コオニヤンマは、トンボの仲間で有名なオニヤンマによく似ており、やや小ぶりなトンボとして知られています。しかし、実はオニヤンマ科でもヤンマ科でもなく、サナエトンボ科に属するという興味深い特徴を持っています。飛翔中の姿は慣れていないと見分けるのが難しいものの、静止している際の姿勢や複眼の位置が異なることから、両者を区別することが可能です。
ヤゴの特徴と生態
コオニヤンマのヤゴは、その姿が非常にユニークで、この形態からトンボの形になるとは到底想像できないほど奇抜です。一見すると枯れ葉そのものであり、川の水がよどんで落ち葉がたまるような場所に紛れ込み、じっとしながら2回から4回の冬を越します。そのため、同じ場所でも様々なサイズの個体が見られるのが特徴です。また、汚い水を嫌うため、川の指標生物としても知られています。
他の類似種との違い
枯れ葉のような平たい姿のヤゴは、コヤマトンボやオオヤマトンボなど他にも存在しますが、コオニヤンマのヤゴは触角が丸いことが最大の区別点です。

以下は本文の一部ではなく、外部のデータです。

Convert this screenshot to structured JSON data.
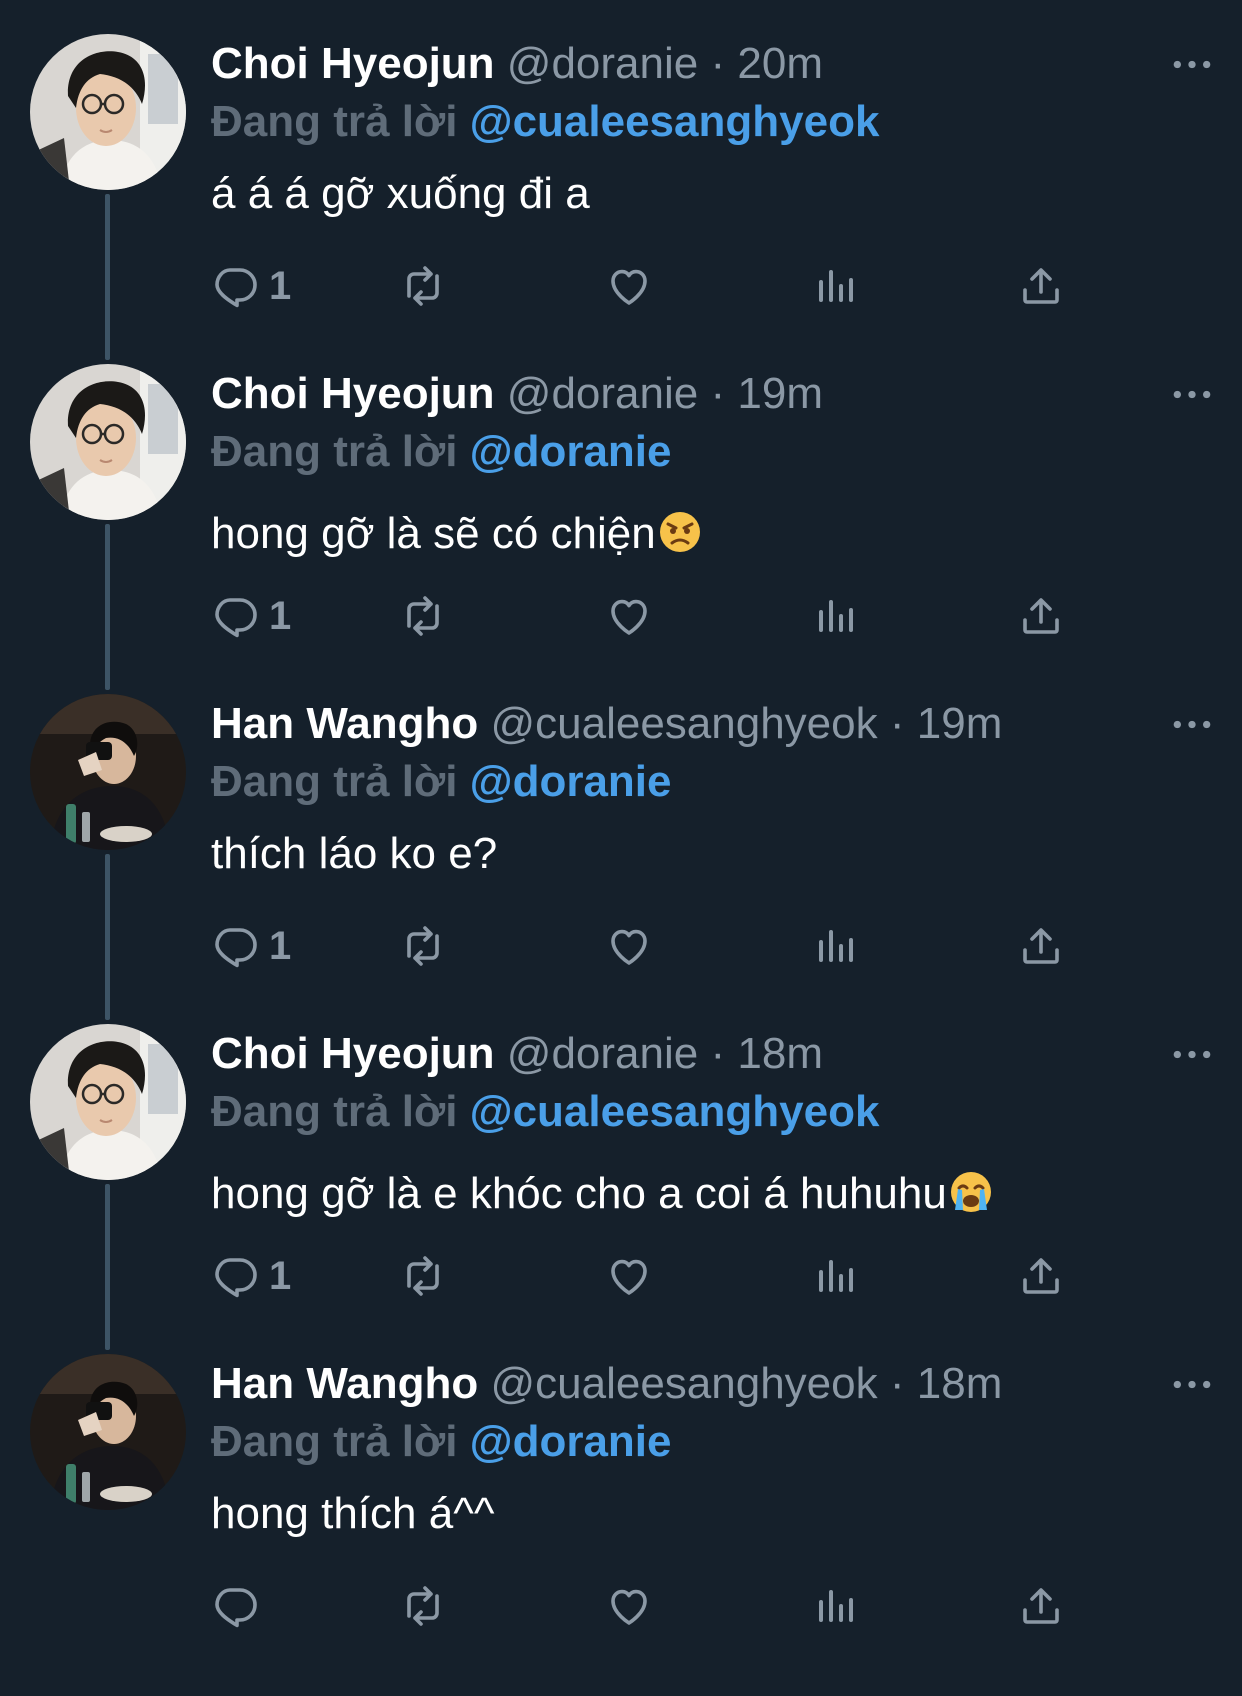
{
  "colors": {
    "background": "#15202b",
    "primary_text": "#ffffff",
    "secondary_text": "#8b98a5",
    "reply_prefix": "#5f6c79",
    "mention": "#4a9fe8",
    "thread_line": "#3d5466"
  },
  "tweets": [
    {
      "name": "Choi Hyeojun",
      "handle": "@doranie",
      "separator": "·",
      "time": "20m",
      "reply_prefix": "Đang trả lời",
      "reply_to": "@cualeesanghyeok",
      "text": "á á á gỡ xuống đi a",
      "emoji": "",
      "reply_count": "1",
      "avatar": "avatar-choi"
    },
    {
      "name": "Choi Hyeojun",
      "handle": "@doranie",
      "separator": "·",
      "time": "19m",
      "reply_prefix": "Đang trả lời",
      "reply_to": "@doranie",
      "text": "hong gỡ là sẽ có chiện",
      "emoji": "angry-face-emoji",
      "reply_count": "1",
      "avatar": "avatar-choi"
    },
    {
      "name": "Han Wangho",
      "handle": "@cualeesanghyeok",
      "separator": "·",
      "time": "19m",
      "reply_prefix": "Đang trả lời",
      "reply_to": "@doranie",
      "text": "thích láo ko e?",
      "emoji": "",
      "reply_count": "1",
      "avatar": "avatar-han"
    },
    {
      "name": "Choi Hyeojun",
      "handle": "@doranie",
      "separator": "·",
      "time": "18m",
      "reply_prefix": "Đang trả lời",
      "reply_to": "@cualeesanghyeok",
      "text": "hong gỡ là e khóc cho a coi á huhuhu",
      "emoji": "loudly-crying-face-emoji",
      "reply_count": "1",
      "avatar": "avatar-choi"
    },
    {
      "name": "Han Wangho",
      "handle": "@cualeesanghyeok",
      "separator": "·",
      "time": "18m",
      "reply_prefix": "Đang trả lời",
      "reply_to": "@doranie",
      "text": "hong thích á^^",
      "emoji": "",
      "reply_count": "",
      "avatar": "avatar-han"
    }
  ],
  "icons": {
    "reply": "reply-icon",
    "retweet": "retweet-icon",
    "like": "heart-icon",
    "analytics": "analytics-icon",
    "share": "share-icon",
    "more": "more-icon"
  }
}
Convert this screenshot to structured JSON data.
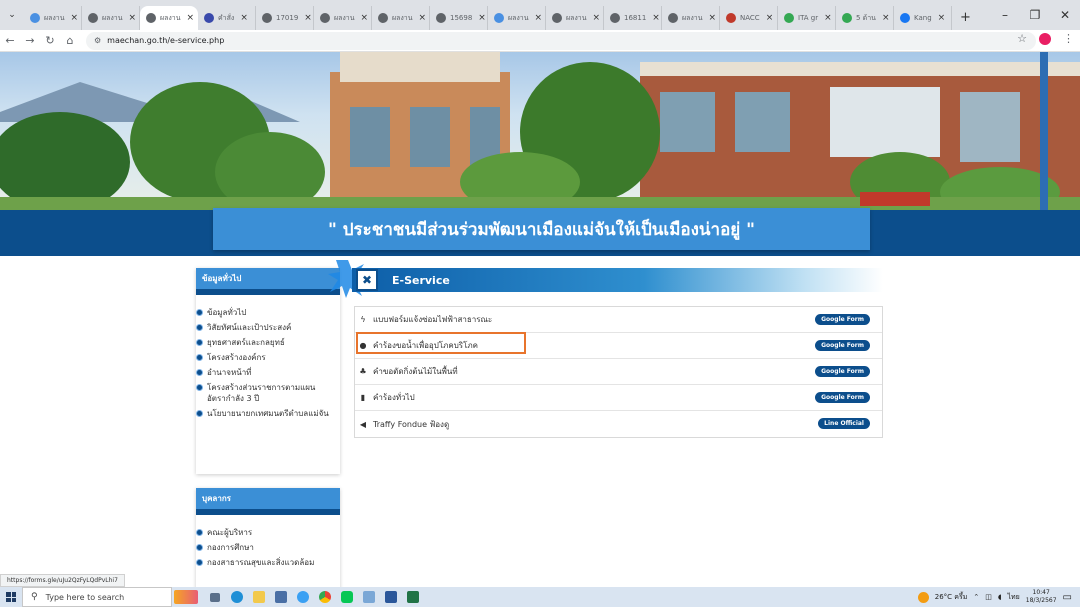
{
  "browser": {
    "tabs": [
      {
        "label": "ผลงาน",
        "color": "#4a90e2"
      },
      {
        "label": "ผลงาน",
        "color": "#5f6368"
      },
      {
        "label": "ผลงาน",
        "color": "#5f6368",
        "active": true
      },
      {
        "label": "คำสั่ง",
        "color": "#3949ab"
      },
      {
        "label": "17019",
        "color": "#5f6368"
      },
      {
        "label": "ผลงาน",
        "color": "#5f6368"
      },
      {
        "label": "ผลงาน",
        "color": "#5f6368"
      },
      {
        "label": "15698",
        "color": "#5f6368"
      },
      {
        "label": "ผลงาน",
        "color": "#4a90e2"
      },
      {
        "label": "ผลงาน",
        "color": "#5f6368"
      },
      {
        "label": "16811",
        "color": "#5f6368"
      },
      {
        "label": "ผลงาน",
        "color": "#5f6368"
      },
      {
        "label": "NACC",
        "color": "#c0392b"
      },
      {
        "label": "ITA gr",
        "color": "#34a853"
      },
      {
        "label": "5 ด้าน",
        "color": "#34a853"
      },
      {
        "label": "Kang",
        "color": "#1877f2"
      }
    ],
    "url": "maechan.go.th/e-service.php",
    "status_url": "https://forms.gle/uJu2QzFyLQdPvLhi7"
  },
  "page": {
    "slogan": "\" ประชาชนมีส่วนร่วมพัฒนาเมืองแม่จันให้เป็นเมืองน่าอยู่ \"",
    "sidebar_general": {
      "title": "ข้อมูลทั่วไป",
      "items": [
        "ข้อมูลทั่วไป",
        "วิสัยทัศน์และเป้าประสงค์",
        "ยุทธศาสตร์และกลยุทธ์",
        "โครงสร้างองค์กร",
        "อำนาจหน้าที่",
        "โครงสร้างส่วนราชการตามแผนอัตรากำลัง 3 ปี",
        "นโยบายนายกเทศมนตรีตำบลแม่จัน"
      ]
    },
    "sidebar_personnel": {
      "title": "บุคลากร",
      "items": [
        "คณะผู้บริหาร",
        "กองการศึกษา",
        "กองสาธารณสุขและสิ่งแวดล้อม"
      ]
    },
    "eservice": {
      "title": "E-Service",
      "items": [
        {
          "icon": "bolt-icon",
          "label": "แบบฟอร์มแจ้งซ่อมไฟฟ้าสาธารณะ",
          "badge": "Google Form"
        },
        {
          "icon": "water-drop-icon",
          "label": "คำร้องขอน้ำเพื่ออุปโภคบริโภค",
          "badge": "Google Form"
        },
        {
          "icon": "tree-icon",
          "label": "คำขอตัดกิ่งต้นไม้ในพื้นที่",
          "badge": "Google Form"
        },
        {
          "icon": "file-icon",
          "label": "คำร้องทั่วไป",
          "badge": "Google Form"
        },
        {
          "icon": "megaphone-icon",
          "label": "Traffy Fondue ฟ้องดู",
          "badge": "Line Official"
        }
      ]
    }
  },
  "taskbar": {
    "search_placeholder": "Type here to search",
    "weather": "26°C ครึ้ม",
    "lang": "ไทย",
    "time": "10:47",
    "date": "18/3/2567"
  }
}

この特徴を押さえることで、正確な同定が可能となります。
ヤゴからトンボへの変身の神秘
筆者の最大の興味は、この平たいヤゴからどのようにして細長いトンボが現れるのかという点にあります。羽化間際の終齢個体を観察しても、外見に変化は見られません。ところが、羽化が始まると、突然細長い尾が現れます。いったい、この尾はどこにしまわれていたのでしょうか?この謎は、生き物の形態の不思議さを如実に示しています。
生きものの形には、魅力がたくさん詰まっています。コオニヤンマのヤゴからトンボへの変身は、その一例に過ぎません。自然界の神秘に、今後も目を向けていきたいものです。